Nach weiteren Darbietungen an der Orgel, Gebeten und Litaneien kehrt gegen zwei Uhr nachts Ruhe auf dem Maria Ehrenberg ein. Es ist die Zeit für persönliche Gespräche mit Gott, nächtliche Unterhaltungen zwischen Freunden, Gebet, Besinnung, Meditation und Schlaf. Manche machen es sich auf den schmalen Kirchenbänken bequem; die leisen Schnarchgeräusche stören die besinnliche Stimmung keineswegs.
Trost erfahren
„Es sind diese Nachtstunden auf dem Maria Ehrenberg, die mir Ruhe, Hoffnung und Trost schenken“, bemerkt eine Besucherin und greift damit die Worte Paul Weismantels auf. In seiner Predigt sprach er darüber, dass die Menschen durch Maria neue Hoffnung erfahren und wahren Trost finden, nicht bloß eine oberflächliche Vertröstung. Trost spenden in schweren Zeiten bedeutet, zuzuhören, verlässlich zu sein, Schweigen und Schluchzen auszuhalten.
Gläubige erleben dies seit 503 Jahren auf dem Maria Ehrenberg, und genau deshalb kommen die Wallfahrer – weil sie wissen, dass sie dort ihr Herz ausschütten dürfen.

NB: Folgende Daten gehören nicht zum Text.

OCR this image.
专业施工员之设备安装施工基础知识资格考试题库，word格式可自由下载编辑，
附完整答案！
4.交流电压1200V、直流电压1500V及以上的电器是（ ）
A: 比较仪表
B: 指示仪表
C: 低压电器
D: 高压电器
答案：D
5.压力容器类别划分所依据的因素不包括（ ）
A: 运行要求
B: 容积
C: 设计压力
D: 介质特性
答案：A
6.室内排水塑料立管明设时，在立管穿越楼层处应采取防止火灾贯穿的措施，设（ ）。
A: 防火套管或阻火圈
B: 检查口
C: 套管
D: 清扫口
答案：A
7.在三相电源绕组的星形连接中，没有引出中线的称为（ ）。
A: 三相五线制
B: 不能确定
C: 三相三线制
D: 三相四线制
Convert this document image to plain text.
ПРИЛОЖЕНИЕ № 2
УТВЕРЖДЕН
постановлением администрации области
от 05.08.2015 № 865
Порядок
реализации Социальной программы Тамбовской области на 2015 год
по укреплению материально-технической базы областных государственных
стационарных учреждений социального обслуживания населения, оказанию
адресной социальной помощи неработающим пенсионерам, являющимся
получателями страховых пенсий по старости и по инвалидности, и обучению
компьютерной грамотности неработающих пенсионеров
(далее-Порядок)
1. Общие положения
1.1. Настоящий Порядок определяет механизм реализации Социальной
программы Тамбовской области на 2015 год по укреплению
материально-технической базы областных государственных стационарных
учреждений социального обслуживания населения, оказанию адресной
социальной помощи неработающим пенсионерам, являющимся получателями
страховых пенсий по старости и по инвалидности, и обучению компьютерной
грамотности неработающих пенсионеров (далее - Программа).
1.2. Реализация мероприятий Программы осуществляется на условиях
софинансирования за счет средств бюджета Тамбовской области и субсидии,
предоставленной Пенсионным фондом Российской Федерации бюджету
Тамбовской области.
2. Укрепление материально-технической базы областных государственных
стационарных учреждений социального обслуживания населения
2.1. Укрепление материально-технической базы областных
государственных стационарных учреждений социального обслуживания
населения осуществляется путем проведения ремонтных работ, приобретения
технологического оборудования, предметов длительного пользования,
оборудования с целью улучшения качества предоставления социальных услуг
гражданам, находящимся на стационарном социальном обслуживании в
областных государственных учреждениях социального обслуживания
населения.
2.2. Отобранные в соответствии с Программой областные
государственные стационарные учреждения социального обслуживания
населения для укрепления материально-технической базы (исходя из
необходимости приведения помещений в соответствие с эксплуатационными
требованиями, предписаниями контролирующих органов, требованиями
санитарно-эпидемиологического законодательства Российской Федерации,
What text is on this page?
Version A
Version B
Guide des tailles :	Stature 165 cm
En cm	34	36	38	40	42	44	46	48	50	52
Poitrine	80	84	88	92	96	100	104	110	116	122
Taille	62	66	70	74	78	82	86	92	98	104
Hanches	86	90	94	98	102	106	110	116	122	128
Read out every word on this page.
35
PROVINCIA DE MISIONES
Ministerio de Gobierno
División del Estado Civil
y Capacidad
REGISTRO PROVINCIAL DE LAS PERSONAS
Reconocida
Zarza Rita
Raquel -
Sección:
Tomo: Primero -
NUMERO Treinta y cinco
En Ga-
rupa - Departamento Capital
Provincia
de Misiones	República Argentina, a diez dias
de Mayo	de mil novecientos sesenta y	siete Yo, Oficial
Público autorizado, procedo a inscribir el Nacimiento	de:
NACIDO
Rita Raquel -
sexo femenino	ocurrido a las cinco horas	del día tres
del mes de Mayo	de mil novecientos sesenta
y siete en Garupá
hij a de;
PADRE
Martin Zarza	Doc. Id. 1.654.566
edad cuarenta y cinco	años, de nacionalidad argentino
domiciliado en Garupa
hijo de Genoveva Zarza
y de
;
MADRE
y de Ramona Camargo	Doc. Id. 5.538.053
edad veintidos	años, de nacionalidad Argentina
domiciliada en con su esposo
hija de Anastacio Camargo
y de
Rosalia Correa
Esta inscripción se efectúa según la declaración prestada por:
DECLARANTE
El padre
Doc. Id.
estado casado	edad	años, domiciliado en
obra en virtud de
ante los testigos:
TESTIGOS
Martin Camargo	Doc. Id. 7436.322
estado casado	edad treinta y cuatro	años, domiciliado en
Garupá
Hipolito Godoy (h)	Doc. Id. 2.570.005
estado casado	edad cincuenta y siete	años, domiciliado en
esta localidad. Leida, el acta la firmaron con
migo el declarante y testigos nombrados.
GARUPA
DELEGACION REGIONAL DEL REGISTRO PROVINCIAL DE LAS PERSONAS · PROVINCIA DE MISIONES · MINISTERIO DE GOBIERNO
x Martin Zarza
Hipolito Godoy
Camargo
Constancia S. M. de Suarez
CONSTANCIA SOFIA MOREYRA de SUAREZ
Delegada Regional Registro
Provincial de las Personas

In diesem Jahr waren viele Einzelpersonen, kleine Freundesgruppen, Paare und Familien dabei. Die angemeldeten Wallfahrtsgruppen kamen aus Fladungen, Nordheim, Leubach, Hohenroth, Stangenroth und Umgebung sowie Wegfurt und Sandberg am Vorabend des Hochfestes. Am Festtag selbst feierten die Wallfahrer aus Burkardroth mit Erzbischof em. Ludwig Schick bei strahlendem Sonnenschein das Hochamt am Freialtar.